Falta alguém? | Artigo de Ney Arruda Filho

Minha mãe, Geny Arruda, foi professora de História no ensino fundamental. Foi na década de 1970, tempos difíceis pra se dialogar sobre fatos históricos. Não tanto quanto agora, penso, mas olhando de longe, hoje, vejo como era complicado. Talvez por isso ela gostava de falar nos grandes eventos da primeira metade do século XX, especialmente as grandes guerras. Talvez, como mecanismo de defesa, ela tentasse não olhar pra o entorno. Talvez.

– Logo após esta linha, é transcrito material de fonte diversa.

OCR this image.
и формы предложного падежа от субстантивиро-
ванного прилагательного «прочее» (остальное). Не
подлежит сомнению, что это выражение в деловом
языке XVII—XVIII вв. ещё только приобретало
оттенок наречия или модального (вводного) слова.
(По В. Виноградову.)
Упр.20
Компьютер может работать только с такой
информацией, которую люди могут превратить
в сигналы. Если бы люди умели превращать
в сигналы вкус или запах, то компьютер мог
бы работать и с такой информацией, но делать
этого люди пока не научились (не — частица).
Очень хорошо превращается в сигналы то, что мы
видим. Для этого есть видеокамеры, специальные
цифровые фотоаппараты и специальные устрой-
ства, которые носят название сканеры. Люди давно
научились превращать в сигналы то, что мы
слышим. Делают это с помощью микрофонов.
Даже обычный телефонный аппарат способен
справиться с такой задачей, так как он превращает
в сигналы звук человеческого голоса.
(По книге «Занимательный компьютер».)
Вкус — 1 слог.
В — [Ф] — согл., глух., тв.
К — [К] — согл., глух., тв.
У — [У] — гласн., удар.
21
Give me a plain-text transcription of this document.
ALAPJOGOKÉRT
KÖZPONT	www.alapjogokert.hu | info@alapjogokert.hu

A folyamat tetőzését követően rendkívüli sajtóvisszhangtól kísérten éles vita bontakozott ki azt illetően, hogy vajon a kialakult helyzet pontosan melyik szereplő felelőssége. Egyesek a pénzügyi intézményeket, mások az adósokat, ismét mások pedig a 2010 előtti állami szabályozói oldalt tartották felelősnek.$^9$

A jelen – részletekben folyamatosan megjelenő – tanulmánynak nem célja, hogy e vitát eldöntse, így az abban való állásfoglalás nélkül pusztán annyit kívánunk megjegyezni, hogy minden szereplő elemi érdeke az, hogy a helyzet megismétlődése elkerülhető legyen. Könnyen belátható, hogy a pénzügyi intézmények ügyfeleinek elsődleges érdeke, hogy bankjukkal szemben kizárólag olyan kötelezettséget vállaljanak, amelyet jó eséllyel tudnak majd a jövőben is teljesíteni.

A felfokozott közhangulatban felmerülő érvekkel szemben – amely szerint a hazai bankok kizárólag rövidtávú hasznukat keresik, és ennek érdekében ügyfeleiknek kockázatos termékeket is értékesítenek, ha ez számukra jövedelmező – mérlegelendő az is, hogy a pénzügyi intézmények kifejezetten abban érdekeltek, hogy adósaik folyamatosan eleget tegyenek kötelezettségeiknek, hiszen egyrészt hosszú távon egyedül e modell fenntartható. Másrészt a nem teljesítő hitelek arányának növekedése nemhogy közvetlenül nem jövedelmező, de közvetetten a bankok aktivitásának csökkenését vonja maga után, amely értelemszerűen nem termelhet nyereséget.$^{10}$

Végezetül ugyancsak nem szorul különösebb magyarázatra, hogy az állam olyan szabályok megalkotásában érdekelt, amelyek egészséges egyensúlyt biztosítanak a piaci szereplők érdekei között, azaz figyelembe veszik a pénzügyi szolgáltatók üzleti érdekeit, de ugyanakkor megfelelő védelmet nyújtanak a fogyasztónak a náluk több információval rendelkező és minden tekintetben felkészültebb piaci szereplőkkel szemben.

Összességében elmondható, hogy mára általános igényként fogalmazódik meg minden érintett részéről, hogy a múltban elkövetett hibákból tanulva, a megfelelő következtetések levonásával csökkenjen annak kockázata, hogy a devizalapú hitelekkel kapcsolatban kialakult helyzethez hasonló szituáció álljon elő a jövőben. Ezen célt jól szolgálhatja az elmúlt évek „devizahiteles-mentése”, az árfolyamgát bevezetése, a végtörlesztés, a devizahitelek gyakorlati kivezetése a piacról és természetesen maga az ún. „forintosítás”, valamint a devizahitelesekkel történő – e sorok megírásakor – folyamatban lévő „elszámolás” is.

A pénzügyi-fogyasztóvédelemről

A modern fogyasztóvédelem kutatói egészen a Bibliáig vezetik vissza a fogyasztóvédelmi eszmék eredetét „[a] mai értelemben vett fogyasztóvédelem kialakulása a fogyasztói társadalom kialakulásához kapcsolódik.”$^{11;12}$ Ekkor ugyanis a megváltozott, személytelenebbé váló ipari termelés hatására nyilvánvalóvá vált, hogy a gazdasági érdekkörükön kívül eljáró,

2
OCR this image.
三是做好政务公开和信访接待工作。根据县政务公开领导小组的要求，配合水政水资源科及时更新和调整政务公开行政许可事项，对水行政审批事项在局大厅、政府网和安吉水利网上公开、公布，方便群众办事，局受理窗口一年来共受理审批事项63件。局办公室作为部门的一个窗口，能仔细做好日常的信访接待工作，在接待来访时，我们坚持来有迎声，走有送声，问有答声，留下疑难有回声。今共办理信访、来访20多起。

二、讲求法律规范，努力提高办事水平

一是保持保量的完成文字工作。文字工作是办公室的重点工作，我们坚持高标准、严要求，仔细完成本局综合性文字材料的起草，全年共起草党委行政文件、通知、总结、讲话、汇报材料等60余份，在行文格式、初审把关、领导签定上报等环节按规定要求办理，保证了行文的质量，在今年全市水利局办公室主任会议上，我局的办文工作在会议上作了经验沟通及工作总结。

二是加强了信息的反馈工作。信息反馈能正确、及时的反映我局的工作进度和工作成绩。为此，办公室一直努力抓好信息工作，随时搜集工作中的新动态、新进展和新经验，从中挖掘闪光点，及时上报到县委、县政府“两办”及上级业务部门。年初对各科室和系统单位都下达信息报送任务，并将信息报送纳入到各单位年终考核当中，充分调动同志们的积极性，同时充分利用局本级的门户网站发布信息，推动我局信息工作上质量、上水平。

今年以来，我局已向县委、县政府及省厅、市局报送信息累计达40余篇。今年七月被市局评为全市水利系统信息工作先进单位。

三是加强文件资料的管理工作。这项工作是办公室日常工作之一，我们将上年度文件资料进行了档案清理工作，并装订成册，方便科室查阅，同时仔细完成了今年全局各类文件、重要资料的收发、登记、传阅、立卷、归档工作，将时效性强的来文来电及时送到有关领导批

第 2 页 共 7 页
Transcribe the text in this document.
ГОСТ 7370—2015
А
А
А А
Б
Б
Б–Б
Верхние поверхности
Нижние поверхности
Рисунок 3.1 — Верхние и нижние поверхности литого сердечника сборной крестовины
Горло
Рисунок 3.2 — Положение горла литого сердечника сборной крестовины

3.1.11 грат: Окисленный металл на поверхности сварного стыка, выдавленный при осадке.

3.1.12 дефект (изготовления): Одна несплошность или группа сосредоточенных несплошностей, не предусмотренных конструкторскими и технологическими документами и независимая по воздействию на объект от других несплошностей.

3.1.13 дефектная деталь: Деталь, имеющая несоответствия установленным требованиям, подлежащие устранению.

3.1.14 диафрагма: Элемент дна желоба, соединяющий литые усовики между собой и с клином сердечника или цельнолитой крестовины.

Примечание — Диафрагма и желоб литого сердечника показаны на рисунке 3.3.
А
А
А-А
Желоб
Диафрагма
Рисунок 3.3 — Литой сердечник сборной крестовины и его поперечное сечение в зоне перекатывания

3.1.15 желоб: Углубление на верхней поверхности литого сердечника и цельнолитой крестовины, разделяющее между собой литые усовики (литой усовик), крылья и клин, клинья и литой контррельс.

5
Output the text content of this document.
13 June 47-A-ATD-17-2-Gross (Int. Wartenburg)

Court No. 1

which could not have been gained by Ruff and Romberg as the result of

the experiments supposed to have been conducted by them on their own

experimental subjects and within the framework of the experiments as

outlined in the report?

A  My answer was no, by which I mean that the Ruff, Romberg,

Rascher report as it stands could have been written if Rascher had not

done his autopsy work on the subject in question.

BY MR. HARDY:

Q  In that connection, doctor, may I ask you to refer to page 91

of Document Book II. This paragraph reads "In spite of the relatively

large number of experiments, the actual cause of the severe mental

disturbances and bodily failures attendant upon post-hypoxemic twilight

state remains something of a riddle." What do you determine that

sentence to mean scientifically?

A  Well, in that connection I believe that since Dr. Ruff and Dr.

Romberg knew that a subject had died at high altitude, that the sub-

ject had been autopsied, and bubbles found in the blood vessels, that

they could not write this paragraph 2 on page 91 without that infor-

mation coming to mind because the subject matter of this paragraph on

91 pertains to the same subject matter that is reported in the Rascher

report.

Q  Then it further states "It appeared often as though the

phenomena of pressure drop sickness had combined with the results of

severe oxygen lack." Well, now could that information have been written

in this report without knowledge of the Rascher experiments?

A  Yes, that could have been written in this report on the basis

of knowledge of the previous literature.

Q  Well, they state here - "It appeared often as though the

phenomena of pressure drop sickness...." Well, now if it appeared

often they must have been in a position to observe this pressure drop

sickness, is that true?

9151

Em casa, sendo mãe, ela nunca deixava a faceta professora de lado. Falávamos de todos os assuntos e, meu pai sendo advogado, temas de tribunal eram frequentes. Daí que juntando história e tribunal, os julgamentos de Nuremberg foram pauta muitas vezes. Recordando, nos idos de 1945, representantes das potências vencedoras da Segunda Guerra se reuniram na cidade de Nuremberg, na Alemanha, para julgar 24 homens, considerados criminosos de guerra nazistas. Primeiro ponto: a lógica da guerra é perversa, porque “quem mata mais” vence e quem “mata menos” perde. Segundo ponto: o que “matou mais” vira herói e julga o que “matou menos” como criminoso de guerra. O processo durou praticamente um ano e terminou com a condenação à morte de 12 dos acusados, 3 à prisão perpétua, 3 a penas que variavam de 10 a 30 anos de prisão, enquanto outros 3 foram absolvidos.

A mãe contava uma história do jornalista David Nasser, que se notabilizou pela publicação de uma série de denúncias contra Filinto Muller, sob o título “Falta Alguém em Nuremberg”. Filinto Muller, pra explicar, foi Chefe da Polícia no Distrito Federal durante o governo de Getúlio Vargas, entre 1930 e 1945. Ele também se destacou pela repressão aos opositores de Vargas, especialmente ao líder comunista Luis Carlos Prestes e sua mulher, Olga Benário. Ela foi enviada aos nazistas, quando estava grávida de Anita Leocádia, onde mais tarde morreria no campo de concentração de Bernburg. Durante muito tempo, David Nasser acusou Filinto Muller de crimes contra a humanidade, indicando seu nome para um pretenso novo julgamento em Nuremberg. Apesar de terem sido formadas comissões no Congresso Nacional para apurar as denúncias, Filinto nunca foi punido por seus crimes. Assim, ele pode continuar sua “prestigiosa” carreira como político, vindo a falecer em 1975, em um acidente de avião.

Em novembro passado a minha mãe faleceu, vítima de covid. Agora em março, também perdemos meu sogro. Eles e mais de 300 mil outras vidas que se foram. Para alguns, tudo armação da “grande mídia oportunista”. Para outros tantos, uma dor que não cansa de doer. Nunca vivi uma guerra, mas o momento atual dá uma pequena amostra do que deve ser. Quando tudo isso acabar, talvez seja necessário constituir um tribunal. Nomeados os réus, David Nasser perguntaria: falta alguém?